Unter dem Stichwort "Doping am Arbeitsplatz" hat auch die deutsche Angestellten Krankenkasse (DAK) dieses Phänomen untersucht. 3000 Arbeitnehmer im Alter von 20 bis 50 Jahren nahmen an der Studie teil. Ein bis zwei Prozent der Befragten putschten sich demnach im vergangenen Jahr regelmäßig auf - hochgerechnet auf die arbeitende Bevölkerung wären dies 400.000 bis 800.000 Männer und Frauen. Auch Wissenschaftler dopen sich: Von 1400 befragten Lesern des Magazins "Nature" hat bereits jeder fünfte sogenannte psychotrope Substanzen ausprobiert.

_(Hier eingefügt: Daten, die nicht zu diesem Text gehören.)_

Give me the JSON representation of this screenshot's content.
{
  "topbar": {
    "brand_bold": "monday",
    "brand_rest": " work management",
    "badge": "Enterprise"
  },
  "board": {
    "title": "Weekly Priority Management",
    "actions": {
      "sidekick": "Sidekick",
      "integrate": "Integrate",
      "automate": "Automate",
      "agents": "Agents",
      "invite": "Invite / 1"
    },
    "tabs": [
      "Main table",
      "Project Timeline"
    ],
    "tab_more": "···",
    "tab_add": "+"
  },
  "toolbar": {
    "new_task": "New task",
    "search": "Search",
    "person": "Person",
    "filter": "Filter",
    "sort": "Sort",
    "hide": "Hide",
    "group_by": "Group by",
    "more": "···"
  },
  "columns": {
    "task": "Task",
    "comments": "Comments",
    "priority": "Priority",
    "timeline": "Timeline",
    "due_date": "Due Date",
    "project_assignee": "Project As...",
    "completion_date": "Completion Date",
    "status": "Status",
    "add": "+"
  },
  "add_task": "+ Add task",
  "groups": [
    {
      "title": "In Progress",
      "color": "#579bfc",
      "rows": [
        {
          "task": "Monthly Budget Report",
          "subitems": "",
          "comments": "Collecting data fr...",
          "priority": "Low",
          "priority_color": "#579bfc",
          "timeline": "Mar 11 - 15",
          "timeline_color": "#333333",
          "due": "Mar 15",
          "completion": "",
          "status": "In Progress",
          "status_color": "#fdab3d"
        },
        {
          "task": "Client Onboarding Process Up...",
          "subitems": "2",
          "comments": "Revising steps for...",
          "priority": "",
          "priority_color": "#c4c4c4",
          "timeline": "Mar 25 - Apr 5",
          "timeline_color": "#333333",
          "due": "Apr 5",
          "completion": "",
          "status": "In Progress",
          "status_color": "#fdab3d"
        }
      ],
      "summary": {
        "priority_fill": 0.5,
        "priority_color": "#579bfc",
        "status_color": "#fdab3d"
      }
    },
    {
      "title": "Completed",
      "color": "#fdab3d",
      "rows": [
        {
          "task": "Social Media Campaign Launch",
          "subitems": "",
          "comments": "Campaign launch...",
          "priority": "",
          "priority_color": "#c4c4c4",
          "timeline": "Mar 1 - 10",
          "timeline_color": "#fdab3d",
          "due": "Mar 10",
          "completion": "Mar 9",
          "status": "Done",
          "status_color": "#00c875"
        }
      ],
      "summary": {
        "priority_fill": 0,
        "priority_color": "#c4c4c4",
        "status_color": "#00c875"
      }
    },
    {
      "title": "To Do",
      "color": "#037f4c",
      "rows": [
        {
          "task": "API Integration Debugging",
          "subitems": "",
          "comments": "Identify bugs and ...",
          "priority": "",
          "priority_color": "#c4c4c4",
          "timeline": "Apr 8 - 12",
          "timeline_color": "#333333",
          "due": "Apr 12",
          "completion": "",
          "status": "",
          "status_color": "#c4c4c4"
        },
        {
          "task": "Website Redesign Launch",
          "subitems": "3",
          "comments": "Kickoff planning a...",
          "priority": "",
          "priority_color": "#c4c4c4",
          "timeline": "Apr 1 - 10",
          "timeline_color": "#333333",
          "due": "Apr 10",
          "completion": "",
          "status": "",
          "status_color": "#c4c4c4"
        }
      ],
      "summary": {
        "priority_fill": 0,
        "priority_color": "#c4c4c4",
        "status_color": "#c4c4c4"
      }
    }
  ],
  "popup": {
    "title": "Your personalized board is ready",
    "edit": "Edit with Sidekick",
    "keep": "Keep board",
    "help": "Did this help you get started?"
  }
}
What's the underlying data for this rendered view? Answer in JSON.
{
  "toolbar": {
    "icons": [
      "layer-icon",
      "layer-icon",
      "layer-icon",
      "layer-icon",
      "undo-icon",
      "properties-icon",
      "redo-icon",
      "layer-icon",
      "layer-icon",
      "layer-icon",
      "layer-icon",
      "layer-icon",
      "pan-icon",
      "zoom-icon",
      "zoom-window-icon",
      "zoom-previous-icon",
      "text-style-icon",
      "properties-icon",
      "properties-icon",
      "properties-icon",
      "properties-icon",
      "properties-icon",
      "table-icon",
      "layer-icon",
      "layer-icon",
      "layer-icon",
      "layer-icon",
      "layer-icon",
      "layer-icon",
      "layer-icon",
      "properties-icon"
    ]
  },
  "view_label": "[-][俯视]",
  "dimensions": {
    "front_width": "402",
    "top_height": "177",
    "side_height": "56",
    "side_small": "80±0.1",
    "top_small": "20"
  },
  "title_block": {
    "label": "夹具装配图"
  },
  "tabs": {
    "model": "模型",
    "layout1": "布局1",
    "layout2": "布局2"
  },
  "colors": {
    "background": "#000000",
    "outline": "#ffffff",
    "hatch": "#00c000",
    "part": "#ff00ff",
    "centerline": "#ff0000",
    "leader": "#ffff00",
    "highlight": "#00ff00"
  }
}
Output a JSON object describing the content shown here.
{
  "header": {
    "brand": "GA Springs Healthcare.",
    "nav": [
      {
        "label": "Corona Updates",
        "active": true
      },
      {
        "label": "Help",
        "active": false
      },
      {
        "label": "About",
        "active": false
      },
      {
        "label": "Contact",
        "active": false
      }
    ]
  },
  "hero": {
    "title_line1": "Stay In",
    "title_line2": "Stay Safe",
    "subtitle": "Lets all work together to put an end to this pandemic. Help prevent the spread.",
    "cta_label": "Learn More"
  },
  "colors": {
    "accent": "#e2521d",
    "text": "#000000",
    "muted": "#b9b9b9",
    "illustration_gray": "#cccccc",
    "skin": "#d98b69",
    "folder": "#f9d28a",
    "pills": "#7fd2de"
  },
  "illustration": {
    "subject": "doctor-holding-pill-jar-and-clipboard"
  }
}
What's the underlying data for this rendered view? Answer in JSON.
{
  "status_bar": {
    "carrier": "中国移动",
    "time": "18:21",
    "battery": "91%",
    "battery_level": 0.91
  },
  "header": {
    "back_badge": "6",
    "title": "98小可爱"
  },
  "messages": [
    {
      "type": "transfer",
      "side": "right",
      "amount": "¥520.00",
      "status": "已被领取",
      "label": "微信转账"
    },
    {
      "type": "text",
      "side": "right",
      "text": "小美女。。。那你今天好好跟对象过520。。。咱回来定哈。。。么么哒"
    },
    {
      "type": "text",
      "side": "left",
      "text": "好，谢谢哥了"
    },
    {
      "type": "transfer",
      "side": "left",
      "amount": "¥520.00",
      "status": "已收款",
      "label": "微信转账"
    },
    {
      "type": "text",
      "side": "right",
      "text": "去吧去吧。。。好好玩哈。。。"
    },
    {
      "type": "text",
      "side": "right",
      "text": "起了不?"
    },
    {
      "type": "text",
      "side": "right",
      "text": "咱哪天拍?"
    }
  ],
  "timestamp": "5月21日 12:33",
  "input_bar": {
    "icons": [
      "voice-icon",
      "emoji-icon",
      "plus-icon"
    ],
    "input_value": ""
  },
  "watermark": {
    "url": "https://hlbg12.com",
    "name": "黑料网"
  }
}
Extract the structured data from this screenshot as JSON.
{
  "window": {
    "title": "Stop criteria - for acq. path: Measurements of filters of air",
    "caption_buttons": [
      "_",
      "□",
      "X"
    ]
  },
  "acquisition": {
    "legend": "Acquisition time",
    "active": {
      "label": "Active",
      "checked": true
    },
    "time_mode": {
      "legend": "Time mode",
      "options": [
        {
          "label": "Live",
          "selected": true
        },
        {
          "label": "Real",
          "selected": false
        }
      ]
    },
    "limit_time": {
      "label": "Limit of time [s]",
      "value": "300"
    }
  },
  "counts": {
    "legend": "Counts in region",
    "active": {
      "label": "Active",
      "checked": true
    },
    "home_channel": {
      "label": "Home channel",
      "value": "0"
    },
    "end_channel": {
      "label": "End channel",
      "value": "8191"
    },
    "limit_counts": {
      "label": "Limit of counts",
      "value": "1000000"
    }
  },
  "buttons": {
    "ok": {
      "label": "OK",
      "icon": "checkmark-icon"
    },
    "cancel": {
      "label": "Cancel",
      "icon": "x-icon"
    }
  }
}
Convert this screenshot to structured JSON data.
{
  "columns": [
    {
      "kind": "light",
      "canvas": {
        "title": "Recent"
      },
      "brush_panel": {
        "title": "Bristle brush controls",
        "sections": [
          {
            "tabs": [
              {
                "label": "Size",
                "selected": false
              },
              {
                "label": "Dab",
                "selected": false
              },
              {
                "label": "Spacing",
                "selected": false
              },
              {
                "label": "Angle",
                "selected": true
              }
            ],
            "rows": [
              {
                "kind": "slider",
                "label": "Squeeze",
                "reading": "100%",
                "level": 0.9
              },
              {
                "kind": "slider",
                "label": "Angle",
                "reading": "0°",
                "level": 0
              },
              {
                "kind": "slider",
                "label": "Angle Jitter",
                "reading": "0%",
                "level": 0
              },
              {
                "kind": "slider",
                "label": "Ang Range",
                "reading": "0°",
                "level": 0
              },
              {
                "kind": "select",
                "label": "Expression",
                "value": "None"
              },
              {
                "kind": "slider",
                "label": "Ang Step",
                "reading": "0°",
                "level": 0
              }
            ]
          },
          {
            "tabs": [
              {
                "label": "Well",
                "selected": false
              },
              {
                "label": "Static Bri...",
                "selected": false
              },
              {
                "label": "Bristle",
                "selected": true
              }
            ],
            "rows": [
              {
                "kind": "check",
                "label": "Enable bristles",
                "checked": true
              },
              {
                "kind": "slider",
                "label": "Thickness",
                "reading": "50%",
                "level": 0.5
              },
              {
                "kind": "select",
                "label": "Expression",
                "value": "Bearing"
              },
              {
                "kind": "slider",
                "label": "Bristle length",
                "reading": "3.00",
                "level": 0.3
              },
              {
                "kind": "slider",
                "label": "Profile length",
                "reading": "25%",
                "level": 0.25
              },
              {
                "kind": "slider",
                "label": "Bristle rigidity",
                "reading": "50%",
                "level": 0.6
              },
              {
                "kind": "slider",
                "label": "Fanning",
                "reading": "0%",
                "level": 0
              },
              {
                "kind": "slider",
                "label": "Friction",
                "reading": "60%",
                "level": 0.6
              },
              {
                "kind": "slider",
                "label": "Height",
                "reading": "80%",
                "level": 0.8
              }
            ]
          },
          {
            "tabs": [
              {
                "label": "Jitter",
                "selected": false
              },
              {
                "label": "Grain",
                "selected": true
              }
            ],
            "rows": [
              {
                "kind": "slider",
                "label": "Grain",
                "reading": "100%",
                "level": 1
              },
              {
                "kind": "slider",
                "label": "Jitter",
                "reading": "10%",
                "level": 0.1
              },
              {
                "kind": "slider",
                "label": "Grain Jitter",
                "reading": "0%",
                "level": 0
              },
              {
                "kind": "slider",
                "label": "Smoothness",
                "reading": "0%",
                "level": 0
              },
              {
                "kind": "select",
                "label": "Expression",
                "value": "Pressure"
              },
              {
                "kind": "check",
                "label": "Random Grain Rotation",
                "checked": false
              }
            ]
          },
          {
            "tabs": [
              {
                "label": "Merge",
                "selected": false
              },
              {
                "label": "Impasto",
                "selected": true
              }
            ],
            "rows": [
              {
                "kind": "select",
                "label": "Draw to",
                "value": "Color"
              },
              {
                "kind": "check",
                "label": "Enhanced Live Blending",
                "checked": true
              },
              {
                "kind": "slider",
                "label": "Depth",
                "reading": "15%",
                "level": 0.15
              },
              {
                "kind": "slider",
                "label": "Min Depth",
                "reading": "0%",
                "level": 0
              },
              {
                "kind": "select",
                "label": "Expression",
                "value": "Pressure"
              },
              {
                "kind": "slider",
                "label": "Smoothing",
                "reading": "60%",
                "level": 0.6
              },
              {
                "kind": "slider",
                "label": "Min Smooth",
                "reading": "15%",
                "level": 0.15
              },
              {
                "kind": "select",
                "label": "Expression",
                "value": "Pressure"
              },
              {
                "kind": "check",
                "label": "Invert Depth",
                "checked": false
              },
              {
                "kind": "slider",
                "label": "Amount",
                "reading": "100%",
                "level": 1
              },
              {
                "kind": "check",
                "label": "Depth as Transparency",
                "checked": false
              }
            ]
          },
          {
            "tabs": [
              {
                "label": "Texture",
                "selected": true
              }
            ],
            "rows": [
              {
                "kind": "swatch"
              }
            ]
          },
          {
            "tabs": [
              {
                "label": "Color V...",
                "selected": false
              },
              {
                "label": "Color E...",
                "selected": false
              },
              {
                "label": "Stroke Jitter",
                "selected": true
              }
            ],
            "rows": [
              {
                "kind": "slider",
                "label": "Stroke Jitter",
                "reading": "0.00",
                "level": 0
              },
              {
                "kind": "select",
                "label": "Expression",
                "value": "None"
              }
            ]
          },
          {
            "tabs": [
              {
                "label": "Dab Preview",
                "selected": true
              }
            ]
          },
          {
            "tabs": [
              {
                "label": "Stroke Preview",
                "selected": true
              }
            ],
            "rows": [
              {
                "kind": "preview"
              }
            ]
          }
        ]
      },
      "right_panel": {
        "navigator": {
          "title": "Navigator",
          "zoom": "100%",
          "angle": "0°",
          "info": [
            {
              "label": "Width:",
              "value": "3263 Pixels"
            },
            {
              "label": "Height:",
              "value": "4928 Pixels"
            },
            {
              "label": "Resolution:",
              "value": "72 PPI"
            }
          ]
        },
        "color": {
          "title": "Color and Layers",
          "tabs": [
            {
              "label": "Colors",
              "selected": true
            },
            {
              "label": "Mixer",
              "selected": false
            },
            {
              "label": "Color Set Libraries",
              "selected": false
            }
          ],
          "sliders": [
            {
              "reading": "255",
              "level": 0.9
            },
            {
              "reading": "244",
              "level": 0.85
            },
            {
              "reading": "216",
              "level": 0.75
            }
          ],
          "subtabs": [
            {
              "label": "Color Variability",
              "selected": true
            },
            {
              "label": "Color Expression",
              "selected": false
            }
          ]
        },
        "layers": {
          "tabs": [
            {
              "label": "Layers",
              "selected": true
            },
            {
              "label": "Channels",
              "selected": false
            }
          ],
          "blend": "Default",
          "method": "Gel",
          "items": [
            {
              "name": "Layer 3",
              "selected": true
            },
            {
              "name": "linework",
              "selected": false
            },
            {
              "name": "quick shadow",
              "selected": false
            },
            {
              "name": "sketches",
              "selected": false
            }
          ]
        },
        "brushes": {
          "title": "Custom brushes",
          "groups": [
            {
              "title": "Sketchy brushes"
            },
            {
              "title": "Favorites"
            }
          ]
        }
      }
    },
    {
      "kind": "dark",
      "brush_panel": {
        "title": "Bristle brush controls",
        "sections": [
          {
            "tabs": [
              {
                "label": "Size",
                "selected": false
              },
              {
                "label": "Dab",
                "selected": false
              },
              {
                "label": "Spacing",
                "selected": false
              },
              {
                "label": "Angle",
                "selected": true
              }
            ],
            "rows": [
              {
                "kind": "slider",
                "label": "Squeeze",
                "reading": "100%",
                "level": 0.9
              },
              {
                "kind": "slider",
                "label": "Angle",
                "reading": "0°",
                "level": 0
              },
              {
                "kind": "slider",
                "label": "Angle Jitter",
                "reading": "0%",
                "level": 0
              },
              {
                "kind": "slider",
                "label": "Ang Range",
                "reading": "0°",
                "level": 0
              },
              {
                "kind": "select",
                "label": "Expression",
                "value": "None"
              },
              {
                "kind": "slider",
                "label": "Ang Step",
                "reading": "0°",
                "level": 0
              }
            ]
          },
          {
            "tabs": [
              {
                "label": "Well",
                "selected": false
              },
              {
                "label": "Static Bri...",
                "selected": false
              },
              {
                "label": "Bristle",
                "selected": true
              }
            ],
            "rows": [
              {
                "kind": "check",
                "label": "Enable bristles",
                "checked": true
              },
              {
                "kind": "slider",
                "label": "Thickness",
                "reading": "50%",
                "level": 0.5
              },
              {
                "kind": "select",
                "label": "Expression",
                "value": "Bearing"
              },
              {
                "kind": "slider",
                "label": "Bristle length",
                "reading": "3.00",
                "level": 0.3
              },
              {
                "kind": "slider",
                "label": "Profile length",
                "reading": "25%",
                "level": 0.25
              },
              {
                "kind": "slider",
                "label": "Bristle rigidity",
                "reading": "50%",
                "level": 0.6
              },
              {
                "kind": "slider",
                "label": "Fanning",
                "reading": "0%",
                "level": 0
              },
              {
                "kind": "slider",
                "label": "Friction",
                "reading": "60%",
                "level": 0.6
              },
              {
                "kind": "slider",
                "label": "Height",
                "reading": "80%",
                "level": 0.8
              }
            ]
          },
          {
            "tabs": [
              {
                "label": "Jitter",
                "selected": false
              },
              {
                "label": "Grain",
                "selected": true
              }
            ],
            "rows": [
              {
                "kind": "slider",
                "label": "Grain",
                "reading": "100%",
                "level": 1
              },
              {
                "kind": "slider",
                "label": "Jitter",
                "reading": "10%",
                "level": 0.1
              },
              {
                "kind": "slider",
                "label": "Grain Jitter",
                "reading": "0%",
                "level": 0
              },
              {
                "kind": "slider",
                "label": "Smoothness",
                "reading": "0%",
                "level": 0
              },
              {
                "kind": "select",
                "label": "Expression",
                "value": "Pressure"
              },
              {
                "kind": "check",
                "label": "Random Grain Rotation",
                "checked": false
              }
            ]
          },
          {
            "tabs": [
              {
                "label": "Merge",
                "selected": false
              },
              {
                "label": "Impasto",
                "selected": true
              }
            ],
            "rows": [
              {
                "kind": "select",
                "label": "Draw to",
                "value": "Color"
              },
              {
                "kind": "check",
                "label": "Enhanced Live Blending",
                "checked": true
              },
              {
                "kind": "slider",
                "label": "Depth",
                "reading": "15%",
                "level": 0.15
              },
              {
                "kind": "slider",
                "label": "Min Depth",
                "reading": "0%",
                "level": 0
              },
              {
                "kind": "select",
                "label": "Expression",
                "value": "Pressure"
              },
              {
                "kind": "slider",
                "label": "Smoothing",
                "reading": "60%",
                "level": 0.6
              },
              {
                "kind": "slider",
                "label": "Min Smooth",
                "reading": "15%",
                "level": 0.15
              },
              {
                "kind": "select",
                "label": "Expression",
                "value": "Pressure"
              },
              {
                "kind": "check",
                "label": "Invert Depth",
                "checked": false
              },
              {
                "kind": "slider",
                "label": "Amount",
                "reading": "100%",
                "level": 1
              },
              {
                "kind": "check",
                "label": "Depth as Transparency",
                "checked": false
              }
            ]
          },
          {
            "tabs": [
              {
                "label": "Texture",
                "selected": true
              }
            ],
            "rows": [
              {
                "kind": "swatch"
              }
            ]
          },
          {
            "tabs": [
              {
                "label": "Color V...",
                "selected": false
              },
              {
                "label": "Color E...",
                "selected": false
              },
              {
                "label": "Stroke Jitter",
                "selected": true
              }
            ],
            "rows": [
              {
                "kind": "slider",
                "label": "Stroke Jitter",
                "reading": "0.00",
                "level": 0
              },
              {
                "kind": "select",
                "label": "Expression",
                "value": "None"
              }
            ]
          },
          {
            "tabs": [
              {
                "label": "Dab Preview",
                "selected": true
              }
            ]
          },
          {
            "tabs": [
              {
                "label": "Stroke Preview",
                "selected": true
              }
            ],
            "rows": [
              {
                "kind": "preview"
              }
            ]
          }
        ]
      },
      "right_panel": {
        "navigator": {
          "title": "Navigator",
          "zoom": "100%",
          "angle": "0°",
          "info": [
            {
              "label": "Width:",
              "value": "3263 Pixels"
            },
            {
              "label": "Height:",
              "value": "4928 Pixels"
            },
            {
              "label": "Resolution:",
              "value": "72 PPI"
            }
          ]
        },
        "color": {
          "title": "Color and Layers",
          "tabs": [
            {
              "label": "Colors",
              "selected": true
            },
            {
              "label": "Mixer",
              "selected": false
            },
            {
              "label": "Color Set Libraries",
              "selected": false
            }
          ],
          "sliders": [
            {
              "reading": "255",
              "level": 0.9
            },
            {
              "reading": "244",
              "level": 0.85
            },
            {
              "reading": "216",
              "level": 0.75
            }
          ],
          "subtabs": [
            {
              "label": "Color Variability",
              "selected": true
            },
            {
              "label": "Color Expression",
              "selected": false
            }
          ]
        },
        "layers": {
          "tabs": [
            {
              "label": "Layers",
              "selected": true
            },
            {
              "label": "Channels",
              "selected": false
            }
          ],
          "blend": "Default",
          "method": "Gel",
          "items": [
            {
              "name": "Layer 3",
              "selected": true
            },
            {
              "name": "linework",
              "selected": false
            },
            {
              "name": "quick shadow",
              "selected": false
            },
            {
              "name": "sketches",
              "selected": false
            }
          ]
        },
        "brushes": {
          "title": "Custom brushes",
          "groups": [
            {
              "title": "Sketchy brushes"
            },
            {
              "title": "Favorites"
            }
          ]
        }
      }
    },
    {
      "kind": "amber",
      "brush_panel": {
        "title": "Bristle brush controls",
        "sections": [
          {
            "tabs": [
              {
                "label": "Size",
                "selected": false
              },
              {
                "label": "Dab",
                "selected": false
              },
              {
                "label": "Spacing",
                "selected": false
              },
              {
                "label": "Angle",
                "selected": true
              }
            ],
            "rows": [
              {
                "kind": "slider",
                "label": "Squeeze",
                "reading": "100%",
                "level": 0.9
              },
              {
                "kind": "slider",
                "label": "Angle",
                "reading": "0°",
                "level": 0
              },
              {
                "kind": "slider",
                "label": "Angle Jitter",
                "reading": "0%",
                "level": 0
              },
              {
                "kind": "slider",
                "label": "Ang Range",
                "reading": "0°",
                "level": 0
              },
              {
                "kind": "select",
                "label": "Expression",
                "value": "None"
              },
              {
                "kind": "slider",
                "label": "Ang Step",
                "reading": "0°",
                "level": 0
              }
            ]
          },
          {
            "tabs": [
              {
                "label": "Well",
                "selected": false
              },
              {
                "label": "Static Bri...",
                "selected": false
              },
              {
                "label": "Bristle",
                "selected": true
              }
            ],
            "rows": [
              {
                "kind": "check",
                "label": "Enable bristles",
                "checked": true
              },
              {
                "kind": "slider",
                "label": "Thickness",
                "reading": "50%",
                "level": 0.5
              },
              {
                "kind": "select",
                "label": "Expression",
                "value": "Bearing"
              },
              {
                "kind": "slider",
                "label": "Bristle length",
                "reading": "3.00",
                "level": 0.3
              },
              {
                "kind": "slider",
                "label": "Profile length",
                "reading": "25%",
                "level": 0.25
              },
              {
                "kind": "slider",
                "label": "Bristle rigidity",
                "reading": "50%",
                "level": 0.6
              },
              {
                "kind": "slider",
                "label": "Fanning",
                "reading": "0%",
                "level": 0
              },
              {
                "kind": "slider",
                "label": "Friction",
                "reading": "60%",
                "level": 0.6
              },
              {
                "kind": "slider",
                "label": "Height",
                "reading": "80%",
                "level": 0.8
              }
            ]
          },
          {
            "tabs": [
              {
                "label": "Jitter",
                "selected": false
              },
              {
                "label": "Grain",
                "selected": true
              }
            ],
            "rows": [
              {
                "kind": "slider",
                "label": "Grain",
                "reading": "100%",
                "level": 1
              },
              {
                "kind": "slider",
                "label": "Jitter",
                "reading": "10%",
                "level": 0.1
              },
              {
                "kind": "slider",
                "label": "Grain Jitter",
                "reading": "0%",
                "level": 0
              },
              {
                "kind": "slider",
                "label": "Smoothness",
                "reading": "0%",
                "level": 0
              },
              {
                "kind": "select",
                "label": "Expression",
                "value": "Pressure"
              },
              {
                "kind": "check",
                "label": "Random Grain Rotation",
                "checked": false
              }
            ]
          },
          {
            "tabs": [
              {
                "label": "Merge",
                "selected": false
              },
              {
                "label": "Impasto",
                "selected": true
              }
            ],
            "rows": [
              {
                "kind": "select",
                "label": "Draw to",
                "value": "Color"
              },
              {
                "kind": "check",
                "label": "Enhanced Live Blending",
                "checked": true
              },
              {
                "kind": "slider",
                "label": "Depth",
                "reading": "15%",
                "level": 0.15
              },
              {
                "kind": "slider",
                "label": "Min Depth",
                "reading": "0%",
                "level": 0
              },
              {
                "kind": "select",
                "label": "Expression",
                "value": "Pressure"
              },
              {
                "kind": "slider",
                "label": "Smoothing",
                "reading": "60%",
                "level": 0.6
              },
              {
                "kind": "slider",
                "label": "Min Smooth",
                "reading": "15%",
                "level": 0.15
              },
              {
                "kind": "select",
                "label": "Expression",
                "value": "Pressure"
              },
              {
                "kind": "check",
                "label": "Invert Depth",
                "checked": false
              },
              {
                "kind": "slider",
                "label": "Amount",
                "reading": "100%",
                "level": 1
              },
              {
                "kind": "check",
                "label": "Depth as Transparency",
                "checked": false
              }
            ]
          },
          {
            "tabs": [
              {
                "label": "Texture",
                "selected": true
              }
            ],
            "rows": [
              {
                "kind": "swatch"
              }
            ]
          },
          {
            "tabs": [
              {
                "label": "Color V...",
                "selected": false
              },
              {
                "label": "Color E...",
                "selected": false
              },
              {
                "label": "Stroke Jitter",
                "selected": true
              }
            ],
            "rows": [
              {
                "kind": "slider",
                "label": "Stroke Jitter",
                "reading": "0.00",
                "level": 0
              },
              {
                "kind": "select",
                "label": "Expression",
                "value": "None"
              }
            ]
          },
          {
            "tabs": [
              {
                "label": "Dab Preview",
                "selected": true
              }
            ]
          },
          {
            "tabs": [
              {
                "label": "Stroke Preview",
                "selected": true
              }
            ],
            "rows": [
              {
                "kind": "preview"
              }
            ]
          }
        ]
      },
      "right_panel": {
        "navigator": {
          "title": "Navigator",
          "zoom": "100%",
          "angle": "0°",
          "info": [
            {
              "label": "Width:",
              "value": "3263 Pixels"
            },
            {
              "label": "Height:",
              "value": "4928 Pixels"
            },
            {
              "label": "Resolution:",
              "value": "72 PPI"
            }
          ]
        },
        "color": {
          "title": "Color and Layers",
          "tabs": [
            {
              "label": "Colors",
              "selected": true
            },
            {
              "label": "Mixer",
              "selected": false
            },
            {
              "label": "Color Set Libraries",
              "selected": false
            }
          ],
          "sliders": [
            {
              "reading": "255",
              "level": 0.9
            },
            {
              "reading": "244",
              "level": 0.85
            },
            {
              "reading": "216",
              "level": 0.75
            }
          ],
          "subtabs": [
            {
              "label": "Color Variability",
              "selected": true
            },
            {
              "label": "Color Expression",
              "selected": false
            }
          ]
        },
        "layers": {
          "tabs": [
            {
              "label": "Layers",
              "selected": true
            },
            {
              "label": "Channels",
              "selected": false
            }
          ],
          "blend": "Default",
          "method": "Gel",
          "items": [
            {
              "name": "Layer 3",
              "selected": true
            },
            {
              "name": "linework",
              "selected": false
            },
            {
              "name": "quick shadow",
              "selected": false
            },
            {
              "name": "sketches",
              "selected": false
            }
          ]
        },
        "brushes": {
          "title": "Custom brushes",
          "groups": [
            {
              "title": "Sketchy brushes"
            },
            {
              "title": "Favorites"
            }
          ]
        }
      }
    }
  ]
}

Die wohl bekannteste Modedroge ist Ritalin


Dieses Neurodoping hat sich auch hierzulande etabliert. Die Online-Foren sind voll von experimentierfreudigen Menschen, die sich gegenseitig Tipps geben, mit welchem Medikament sich am besten lernen, am längsten arbeiten und am zuverlässigsten Prüfungsangst ausschalten lässt. Zwar werden in Deutschland Mittel, die in das empfindliche Gleichgewicht der Botenstoffe im Gehirn eingreifen, restriktiv gehandhabt - wegen der potenziellen Suchtgefahr fallen sie unter das Betäubungsmittelgesetz -, doch können die Mittel recht leicht im Internet besorgt werden.